Given vitamin C can also rile sensitive skin at concentrations of 15 to 20 per cent, Dr Barbara Sturm’s The Good C Vitamin C Serum contains a mere five per cent so you can relax knowing the bright, rosy flush your skin acquires is pure healthy glow rather than inflammation. While TikTok's derm-approved skin-cycling trend advocates only using a mild, leave-on glycolic acid treatment such as Woods Copenhagen Skin Perfector 2% BHA every four days for a subtle peel.

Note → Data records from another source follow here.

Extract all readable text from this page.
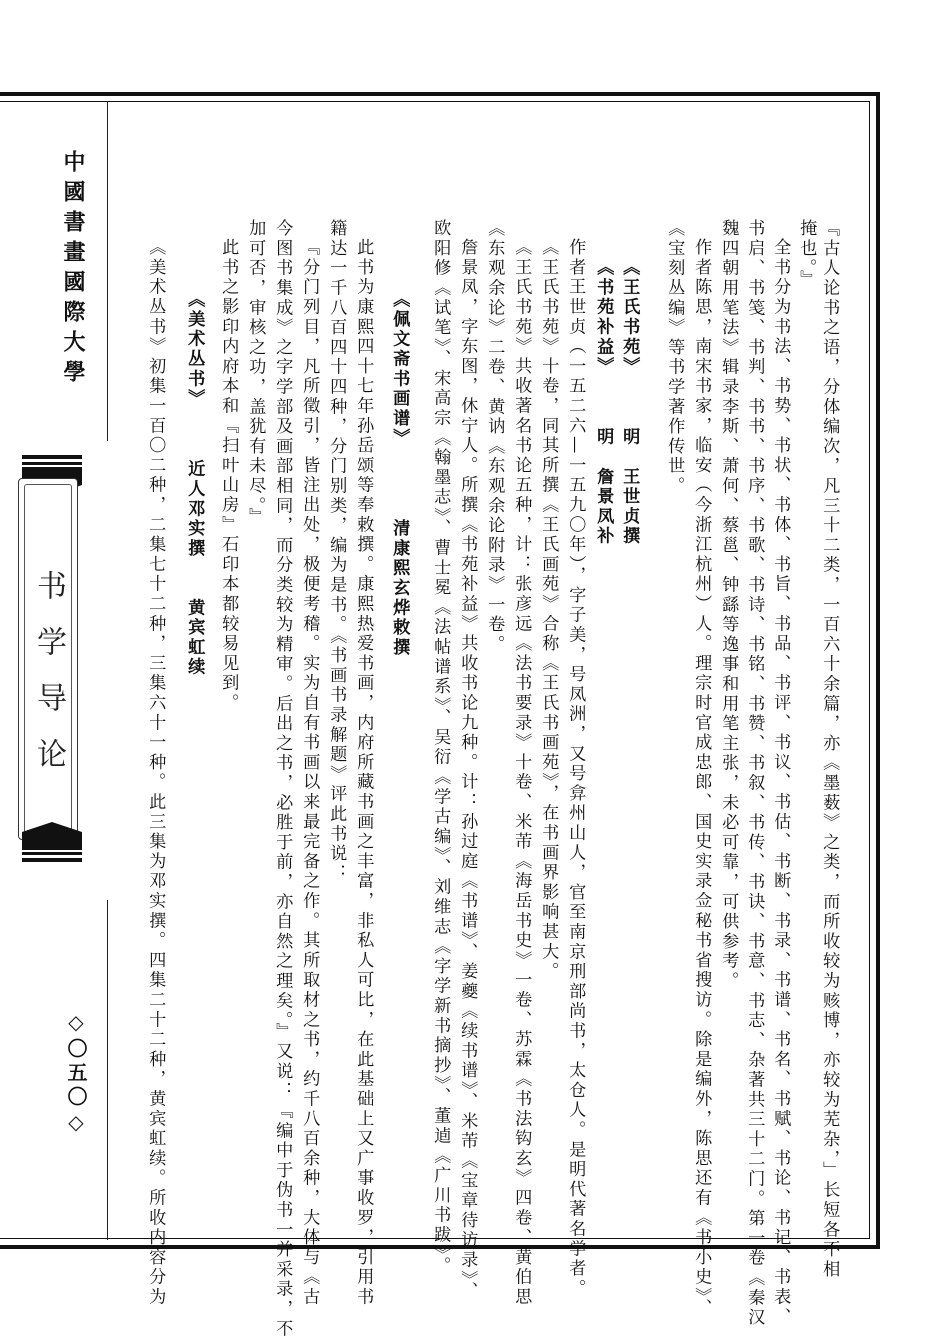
中國書畫國際大學
书学导论
◇〇五〇◇	『古人论书之语，分体编次，凡三十二类，一百六十余篇，亦《墨薮》之类，而所收较为赅博，亦较为芜杂，」长短各不相
掩也。』
全书分为书法、书势、书状、书体、书旨、书品、书评、书议、书估、书断、书录、书谱、书名、书赋、书论、书记、书表、
书启、书笺、书判、书书、书序、书歌、书诗、书铭、书赞、书叙、书传、书诀、书意、书志、杂著共三十二门。第一卷《秦汉
魏四朝用笔法》辑录李斯、萧何、蔡邕、钟繇等逸事和用笔主张，未必可靠，可供参考。
作者陈思，南宋书家，临安（今浙江杭州）人。理宗时官成忠郎、国史实录佥秘书省搜访。除是编外，陈思还有《书小史》、
《宝刻丛编》等书学著作传世。
《王氏书苑》　　　明　王世贞撰
《书苑补益》　　　明　詹景凤补
作者王世贞（一五二六—一五九〇年），字子美，号凤洲，又号弇州山人，官至南京刑部尚书，太仓人。是明代著名学者。
《王氏书苑》十卷，同其所撰《王氏画苑》合称《王氏书画苑》，在书画界影响甚大。
《王氏书苑》共收著名书论五种，计：张彦远《法书要录》十卷、米芾《海岳书史》一卷、苏霖《书法钩玄》四卷、黄伯思
《东观余论》二卷、黄讷《东观余论附录》一卷。
詹景凤，字东图，休宁人。所撰《书苑补益》共收书论九种。计：孙过庭《书谱》、姜夔《续书谱》、米芾《宝章待访录》、
欧阳修《试笔》、宋高宗《翰墨志》、曹士冕《法帖谱系》、吴衍《学古编》、刘维志《字学新书摘抄》、董逌《广川书跋》。
《佩文斋书画谱》　　　　清康熙玄烨敕撰
此书为康熙四十七年孙岳颂等奉敕撰。康熙热爱书画，内府所藏书画之丰富，非私人可比，在此基础上又广事收罗，引用书
籍达一千八百四十四种，分门别类，编为是书。《书画书录解题》评此书说：
『分门列目，凡所徵引，皆注出处，极便考稽。实为自有书画以来最完备之作。其所取材之书，约千八百余种，大体与《古
今图书集成》之字学部及画部相同，而分类较为精审。后出之书，必胜于前，亦自然之理矣。』又说：『编中于伪书一并采录，不
加可否，审核之功，盖犹有未尽。』
此书之影印内府本和『扫叶山房』石印本都较易见到。
《美术丛书》　　　近人邓实撰　　黄宾虹续
《美术丛书》初集一百〇二种，二集七十二种，三集六十一种。此三集为邓实撰。四集二十二种，黄宾虹续。所收内容分为
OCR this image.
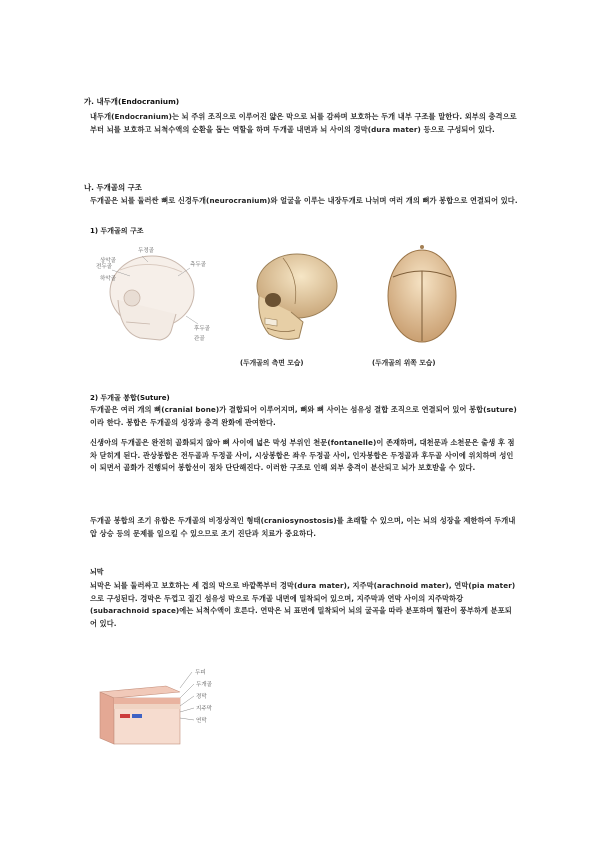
가. 내두개(Endocranium)

내두개(Endocranium)는 뇌 주위 조직으로 이루어진 얇은 막으로 뇌를 감싸며 보호하는 두개 내부 구조를 말한다. 외부의 충격으로부터 뇌를 보호하고 뇌척수액의 순환을 돕는 역할을 하며 두개골 내면과 뇌 사이의 경막(dura mater) 등으로 구성되어 있다.

나. 두개골의 구조

두개골은 뇌를 둘러싼 뼈로 신경두개(neurocranium)와 얼굴을 이루는 내장두개로 나뉘며 여러 개의 뼈가 봉합으로 연결되어 있다.

1) 두개골의 구조
전두골
두정골
측두골
후두골
상악골
하악골
관골
(두개골의 측면 모습)	(두개골의 위쪽 모습)
2) 두개골 봉합(Suture)

두개골은 여러 개의 뼈(cranial bone)가 결합되어 이루어지며, 뼈와 뼈 사이는 섬유성 결합 조직으로 연결되어 있어 봉합(suture)이라 한다. 봉합은 두개골의 성장과 충격 완화에 관여한다.

신생아의 두개골은 완전히 골화되지 않아 뼈 사이에 넓은 막성 부위인 천문(fontanelle)이 존재하며, 대천문과 소천문은 출생 후 점차 닫히게 된다. 관상봉합은 전두골과 두정골 사이, 시상봉합은 좌우 두정골 사이, 인자봉합은 두정골과 후두골 사이에 위치하며 성인이 되면서 골화가 진행되어 봉합선이 점차 단단해진다. 이러한 구조로 인해 외부 충격이 분산되고 뇌가 보호받을 수 있다.

두개골 봉합의 조기 유합은 두개골의 비정상적인 형태(craniosynostosis)를 초래할 수 있으며, 이는 뇌의 성장을 제한하여 두개내압 상승 등의 문제를 일으킬 수 있으므로 조기 진단과 치료가 중요하다.

뇌막

뇌막은 뇌를 둘러싸고 보호하는 세 겹의 막으로 바깥쪽부터 경막(dura mater), 지주막(arachnoid mater), 연막(pia mater)으로 구성된다. 경막은 두껍고 질긴 섬유성 막으로 두개골 내면에 밀착되어 있으며, 지주막과 연막 사이의 지주막하강(subarachnoid space)에는 뇌척수액이 흐른다. 연막은 뇌 표면에 밀착되어 뇌의 굴곡을 따라 분포하며 혈관이 풍부하게 분포되어 있다.

두피
두개골
경막
지주막
연막
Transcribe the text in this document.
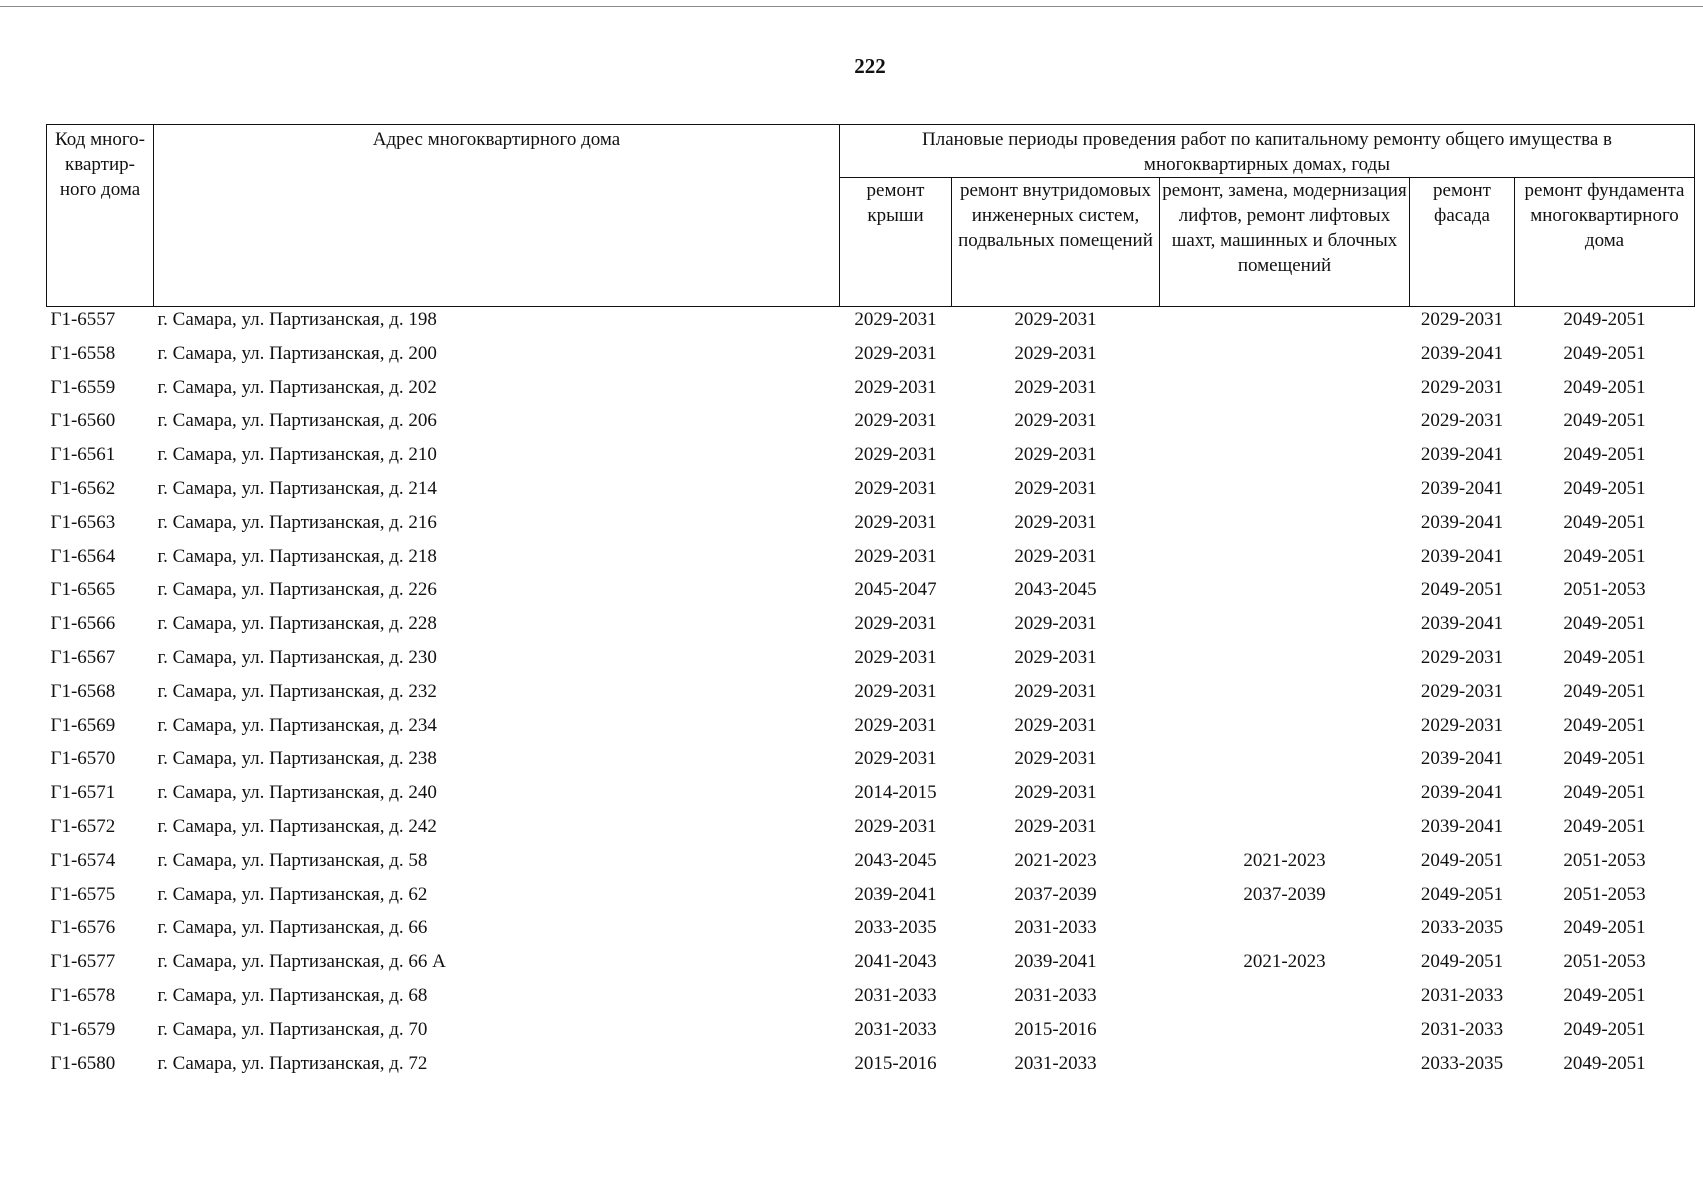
222
Код много-квартир-ного дома	Адрес многоквартирного дома	Плановые периоды проведения работ по капитальному ремонту общего имущества в многоквартирных домах, годы				
		ремонт крыши	ремонт внутридомовых инженерных систем, подвальных помещений	ремонт, замена, модернизация лифтов, ремонт лифтовых шахт, машинных и блочных помещений	ремонт фасада	ремонт фундамента многоквартирного дома
Г1-6557	г. Самара, ул. Партизанская, д. 198	2029-2031	2029-2031		2029-2031	2049-2051
Г1-6558	г. Самара, ул. Партизанская, д. 200	2029-2031	2029-2031		2039-2041	2049-2051
Г1-6559	г. Самара, ул. Партизанская, д. 202	2029-2031	2029-2031		2029-2031	2049-2051
Г1-6560	г. Самара, ул. Партизанская, д. 206	2029-2031	2029-2031		2029-2031	2049-2051
Г1-6561	г. Самара, ул. Партизанская, д. 210	2029-2031	2029-2031		2039-2041	2049-2051
Г1-6562	г. Самара, ул. Партизанская, д. 214	2029-2031	2029-2031		2039-2041	2049-2051
Г1-6563	г. Самара, ул. Партизанская, д. 216	2029-2031	2029-2031		2039-2041	2049-2051
Г1-6564	г. Самара, ул. Партизанская, д. 218	2029-2031	2029-2031		2039-2041	2049-2051
Г1-6565	г. Самара, ул. Партизанская, д. 226	2045-2047	2043-2045		2049-2051	2051-2053
Г1-6566	г. Самара, ул. Партизанская, д. 228	2029-2031	2029-2031		2039-2041	2049-2051
Г1-6567	г. Самара, ул. Партизанская, д. 230	2029-2031	2029-2031		2029-2031	2049-2051
Г1-6568	г. Самара, ул. Партизанская, д. 232	2029-2031	2029-2031		2029-2031	2049-2051
Г1-6569	г. Самара, ул. Партизанская, д. 234	2029-2031	2029-2031		2029-2031	2049-2051
Г1-6570	г. Самара, ул. Партизанская, д. 238	2029-2031	2029-2031		2039-2041	2049-2051
Г1-6571	г. Самара, ул. Партизанская, д. 240	2014-2015	2029-2031		2039-2041	2049-2051
Г1-6572	г. Самара, ул. Партизанская, д. 242	2029-2031	2029-2031		2039-2041	2049-2051
Г1-6574	г. Самара, ул. Партизанская, д. 58	2043-2045	2021-2023	2021-2023	2049-2051	2051-2053
Г1-6575	г. Самара, ул. Партизанская, д. 62	2039-2041	2037-2039	2037-2039	2049-2051	2051-2053
Г1-6576	г. Самара, ул. Партизанская, д. 66	2033-2035	2031-2033		2033-2035	2049-2051
Г1-6577	г. Самара, ул. Партизанская, д. 66 А	2041-2043	2039-2041	2021-2023	2049-2051	2051-2053
Г1-6578	г. Самара, ул. Партизанская, д. 68	2031-2033	2031-2033		2031-2033	2049-2051
Г1-6579	г. Самара, ул. Партизанская, д. 70	2031-2033	2015-2016		2031-2033	2049-2051
Г1-6580	г. Самара, ул. Партизанская, д. 72	2015-2016	2031-2033		2033-2035	2049-2051
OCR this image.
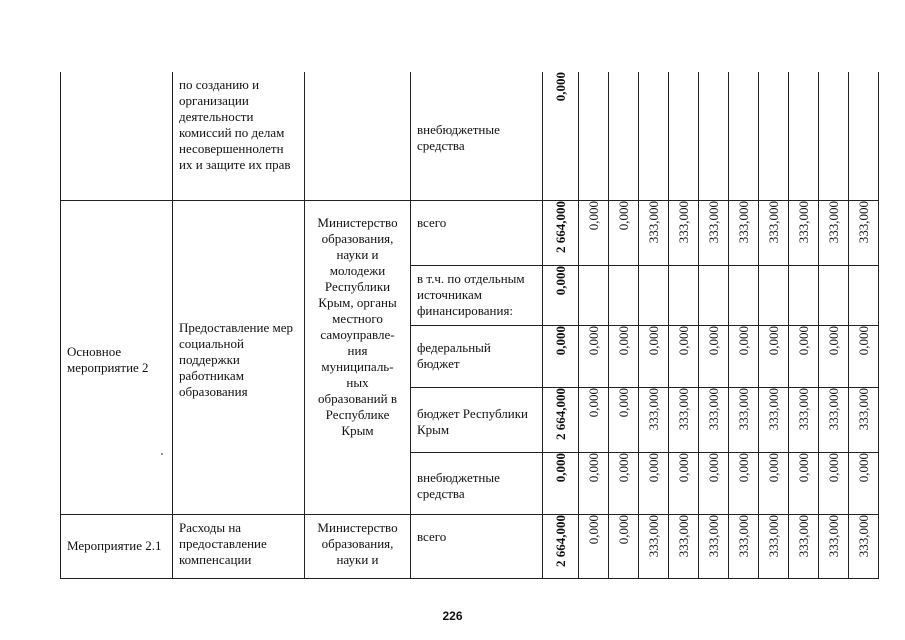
	по созданию и организации деятельности комиссий по делам несовершеннолетн их и защите их прав		внебюджетные средства	0,000										

Основное мероприятие 2	Предоставление мер социальной поддержки работникам образования	Министерство образования, науки и молодежи Республики Крым, органы местного самоуправле-ния муниципаль-ных образований в Республике Крым	всего	2 664,000	0,000	0,000	333,000	333,000	333,000	333,000	333,000	333,000	333,000	333,000

			в т.ч. по отдельным источникам финансирования:	0,000										

			федеральный бюджет	0,000	0,000	0,000	0,000	0,000	0,000	0,000	0,000	0,000	0,000	0,000

			бюджет Республики Крым	2 664,000	0,000	0,000	333,000	333,000	333,000	333,000	333,000	333,000	333,000	333,000

			внебюджетные средства	0,000	0,000	0,000	0,000	0,000	0,000	0,000	0,000	0,000	0,000	0,000

Мероприятие 2.1	Расходы на предоставление компенсации	Министерство образования, науки и	всего	2 664,000	0,000	0,000	333,000	333,000	333,000	333,000	333,000	333,000	333,000	333,000
226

Getty. Photo: Nivikka Andersen
However, while the microdosing moniker is new, the actual concept isn't. In fact, Verso built its entire brand on Retinol 8 back in 2013, a 0.8% retinol complex that is said to be eight times more effective than standard retinol in the same dosage. “If you go to a clinic and start using prescription-strength retinol, there will of course be a reaction," says founder Lars Fredriksson, who has just launched the Verso Super Elixir with Near 1 . "The inflammation will trigger new skin cells, so eventually it will become better, but unless you are supervised by a dermatologist, it can be hard to continue using the product. If you use retinol at lower percentages at home, you avoid these side effects. It means you will use the product consistently and retinol will just be in your skincare routine from now on – and that is key for producing results."
Ultimately, though, the appeal of microdosing lies in the idea of slow beauty, which has quietly entered our consciousness against a backdrop of reducing waste and consuming responsibly. "There's no such thing as a quick fix when it comes to skincare," says Fredriksson. "If that's what you really want then you need to look to the makeup department instead."